Gardening is like cooking is like painting. My husband gets upset when I grind pigments with the kitchen mortar and pestle and when I borrow the double boiler to cook glue. This morning I am mixing potting soil with water in his pasta cooking pot.
There was the time I ruined his favorite enamel pot when I decided to make charcoal following a 15th century recipe from Cennino Cennini. Fill the pot with straight, quarter inch width twigs of willow, wrapped in little bundles with a wire; seal the pot (lute it) with clay; and place it in the embers of a fire, with more embers piled on top. Cook slowly over night. Well, the pot was destroyed, but I got some fine drawing charcoals!
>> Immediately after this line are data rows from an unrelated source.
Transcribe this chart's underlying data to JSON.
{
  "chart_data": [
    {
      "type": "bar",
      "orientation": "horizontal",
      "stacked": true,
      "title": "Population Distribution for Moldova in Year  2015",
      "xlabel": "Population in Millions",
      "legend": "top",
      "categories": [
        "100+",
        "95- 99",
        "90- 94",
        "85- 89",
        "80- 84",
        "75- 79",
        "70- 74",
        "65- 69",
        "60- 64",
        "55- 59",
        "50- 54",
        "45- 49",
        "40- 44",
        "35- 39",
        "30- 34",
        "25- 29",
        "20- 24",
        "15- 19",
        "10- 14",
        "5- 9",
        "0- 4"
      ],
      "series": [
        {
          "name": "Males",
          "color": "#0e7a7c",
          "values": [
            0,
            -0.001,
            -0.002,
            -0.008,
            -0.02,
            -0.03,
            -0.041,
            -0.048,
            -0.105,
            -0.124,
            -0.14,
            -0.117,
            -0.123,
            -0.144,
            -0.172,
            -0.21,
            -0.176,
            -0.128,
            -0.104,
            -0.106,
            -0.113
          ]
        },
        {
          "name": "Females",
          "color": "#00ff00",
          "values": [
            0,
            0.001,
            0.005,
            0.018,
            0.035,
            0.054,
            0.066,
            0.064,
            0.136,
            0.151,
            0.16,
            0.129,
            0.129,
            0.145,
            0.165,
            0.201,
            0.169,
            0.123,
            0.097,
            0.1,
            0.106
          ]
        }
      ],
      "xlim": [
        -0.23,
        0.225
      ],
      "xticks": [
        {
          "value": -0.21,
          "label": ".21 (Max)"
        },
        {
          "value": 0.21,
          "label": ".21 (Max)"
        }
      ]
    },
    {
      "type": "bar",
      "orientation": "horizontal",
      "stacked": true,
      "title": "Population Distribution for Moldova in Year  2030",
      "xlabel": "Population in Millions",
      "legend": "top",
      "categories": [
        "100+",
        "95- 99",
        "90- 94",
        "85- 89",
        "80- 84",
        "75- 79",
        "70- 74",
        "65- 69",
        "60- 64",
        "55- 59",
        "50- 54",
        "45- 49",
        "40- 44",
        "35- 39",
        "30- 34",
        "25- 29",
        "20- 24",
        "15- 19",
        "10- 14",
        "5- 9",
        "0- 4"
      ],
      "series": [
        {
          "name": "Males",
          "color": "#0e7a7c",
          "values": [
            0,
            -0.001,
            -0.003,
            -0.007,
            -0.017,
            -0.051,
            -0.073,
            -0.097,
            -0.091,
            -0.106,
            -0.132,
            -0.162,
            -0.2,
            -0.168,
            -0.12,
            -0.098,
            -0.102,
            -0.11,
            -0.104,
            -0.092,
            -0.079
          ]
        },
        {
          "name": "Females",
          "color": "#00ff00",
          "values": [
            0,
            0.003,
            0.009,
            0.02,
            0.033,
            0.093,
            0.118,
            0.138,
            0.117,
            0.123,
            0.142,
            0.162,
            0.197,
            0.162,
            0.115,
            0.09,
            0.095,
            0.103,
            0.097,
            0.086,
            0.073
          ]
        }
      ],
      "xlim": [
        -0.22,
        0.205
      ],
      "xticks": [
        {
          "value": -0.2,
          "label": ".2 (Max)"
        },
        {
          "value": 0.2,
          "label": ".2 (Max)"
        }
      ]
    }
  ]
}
I am transplanting the exuberant Bok Choi, which begs to go outside under a tunnel. Not yet. Recipes, recipes, recipes. "Mix six cups of water with nine quarts of soil." I estimate – how many quarts of soil in a pasta pot and how much water? Out come the measuring cups, the spatula, and, don’t tell, a tiny silver spoon that used to belong to John’s grandmother. It is the just right size for spooning in potting soil around the seedlings I have pricked out, their delicate roots dangling for a second. Will this work? I plant some leek seeds with the silver spoon while I am at it.
I order a few more seeds online. There are never enough, and these are seeds for things I have never grown, that Barbara loves to grow: Fava Beans, Lemon Grass, and Epazote. I am hoping to expand my cooking palate. In the spirit of Bok Choi.
I hear from my friend Vint in Connecticut who is going to share some tomato seeds with me. I call my friends Margy and Jordan. We're planning our communal raspberry patch over supper this evening. Not only that, they are going to order chicks for me -- and one turkey. Since we don't have room, we're going to share their henhouse.